King Lear - September 08 - July 30, 2017

Honest Pint Theatre Company

 Director's Note and Company Information 

The Promised End
 
If you were to ask any random person in history about the story of King Lear (sometimes spelled Leir), chances are they'd be describing a sort of comedy, a genre-bending romance in which bad things happen to good people, yes, but in which the natural progression of old age and bad decisions is quiet retirement and the hope of a new generation.
 
The King Lear/Leir story, for Shakespeare's audiences, was pre-Arthur, pre-Merlin, a kind of origin story about what Britain was like before the Romans and the French invaded, and very much a story in which good triumphed over evil.
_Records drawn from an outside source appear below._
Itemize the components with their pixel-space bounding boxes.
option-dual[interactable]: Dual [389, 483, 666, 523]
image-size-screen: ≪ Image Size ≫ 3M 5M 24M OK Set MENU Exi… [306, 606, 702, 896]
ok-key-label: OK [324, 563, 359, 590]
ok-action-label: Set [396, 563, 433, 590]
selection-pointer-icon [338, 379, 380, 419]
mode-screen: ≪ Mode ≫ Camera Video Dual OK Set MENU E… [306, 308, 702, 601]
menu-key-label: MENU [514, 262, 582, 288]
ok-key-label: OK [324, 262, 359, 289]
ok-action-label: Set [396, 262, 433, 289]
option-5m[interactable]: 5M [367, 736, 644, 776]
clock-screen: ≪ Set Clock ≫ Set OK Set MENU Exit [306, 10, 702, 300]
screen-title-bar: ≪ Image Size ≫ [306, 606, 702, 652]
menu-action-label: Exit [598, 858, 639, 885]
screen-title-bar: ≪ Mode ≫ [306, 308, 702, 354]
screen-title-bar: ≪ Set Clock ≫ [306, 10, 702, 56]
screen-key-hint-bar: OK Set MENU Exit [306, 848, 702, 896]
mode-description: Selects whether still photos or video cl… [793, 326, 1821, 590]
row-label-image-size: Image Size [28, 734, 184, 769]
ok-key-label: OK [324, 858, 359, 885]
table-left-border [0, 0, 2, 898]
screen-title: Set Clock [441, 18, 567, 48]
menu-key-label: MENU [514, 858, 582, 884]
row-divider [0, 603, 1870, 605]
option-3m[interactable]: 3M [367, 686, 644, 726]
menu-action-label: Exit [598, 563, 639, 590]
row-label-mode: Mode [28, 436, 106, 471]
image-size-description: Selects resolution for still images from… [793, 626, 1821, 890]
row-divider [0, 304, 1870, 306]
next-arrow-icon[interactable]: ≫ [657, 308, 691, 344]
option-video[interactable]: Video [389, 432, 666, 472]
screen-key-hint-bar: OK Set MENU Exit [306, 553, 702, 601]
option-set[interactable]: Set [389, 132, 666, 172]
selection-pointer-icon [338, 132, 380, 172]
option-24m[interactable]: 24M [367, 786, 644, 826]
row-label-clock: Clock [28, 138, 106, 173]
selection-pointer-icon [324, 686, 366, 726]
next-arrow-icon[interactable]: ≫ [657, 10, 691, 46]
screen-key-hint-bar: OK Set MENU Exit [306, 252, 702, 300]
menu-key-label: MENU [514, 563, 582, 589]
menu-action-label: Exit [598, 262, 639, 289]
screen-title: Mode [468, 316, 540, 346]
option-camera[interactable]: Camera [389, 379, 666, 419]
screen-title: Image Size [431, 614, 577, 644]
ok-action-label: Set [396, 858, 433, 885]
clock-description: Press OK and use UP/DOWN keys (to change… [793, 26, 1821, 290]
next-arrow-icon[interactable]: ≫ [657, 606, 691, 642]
It was quintessentially British in nature -- a unifying story equivalent to those of Lancelot, Chaucer's Tales, and Robin Hood. So when Shakespeare's company showed his King Lear on December 26th, 1606, it was a shock to the system, an adaptation of the material so appalling that we might consider a blood bath serving as the end of a Disney cartoon as a kind of modern-day equivalent.
 
But Shakespeare's play didn't entirely come out of nowhere. December 1606 was just a year after the near-miss of the Gunpowder Plot of 1605, and certainly Shakespeare was drafting the play in the aftermath of that thwarted terrorist attack that read in the news of the day like something of an apocalypse. James, the new King of England and continuing King of Scotland, framed the November 5 attacks as a triumph of good over evil, a product of his holy discernment about demons and witches and conspirators at work in his kingdom.
 
James's response to the planned attack was to double down on his goal of unifying the countries of England, Wales, and Scotland. There was incredible resistance, partly along nationalist and religious lines, and by Christmas 1606, Parliament was intractably bound up over the situation. James, nothing if not a bit of an iconoclast, trapped between a political stalemate on one side and his unification rhetoric on the other, sat down to watch his theatre company put on a play. And in walks Shakespeare with this one.
 
Shakespeare's Lear partly a cautionary tale about the perils of a divided kingdom would scratch James's itch. James and his court could certainly latch onto the propagandistic and nationalistic nature of the play as a ratification of their politics. Shakespeare's treatment of the Poor Tom character, possessed by demons of his own making, would certainly have made James lean forward in his throne. But there's also little doubt that Shakespeare's play holds a kind of mirror up to the politics of that moment, requiring the viewers to confront an apocalypse, complete with its own fools and madmen, in which the anointed king, one mythic enough to summon nature itself, cannot escape his consequences. The problem, you see, is that Lear's madness has no method in't. Beginning to sound familiar?
 
Fast forward.
 
In the post 9/11 era, the specter of terrorism, the danger of unwelcome foreign influence, the nationalization of religion, nationalism itself, and the rise of charismatic leaders who seek both to unify and divide --  all serve as a stand-in for the kind of context for which the play was written. And so we're here today to confront the eschatology of our current moment as well.
 
I can't think of a better way to explore a play about unifying-where-there-is-no-unity than doing it with two theatre companies, one from the liberal technological mecca that is the Research Triangle and one that lives in the shadow of Fort Bragg. The result is a sort of black-and-tan cocktail, an honest pint of something that tastes very much like two things. A pint of the best bitter and a dash of sweet tea, perhaps, or an apocalypse with a little sugar. Enough to remind us we're still alive after all this, that ours and the nation's heart still beats, defibrillating us in the way all good beverages do.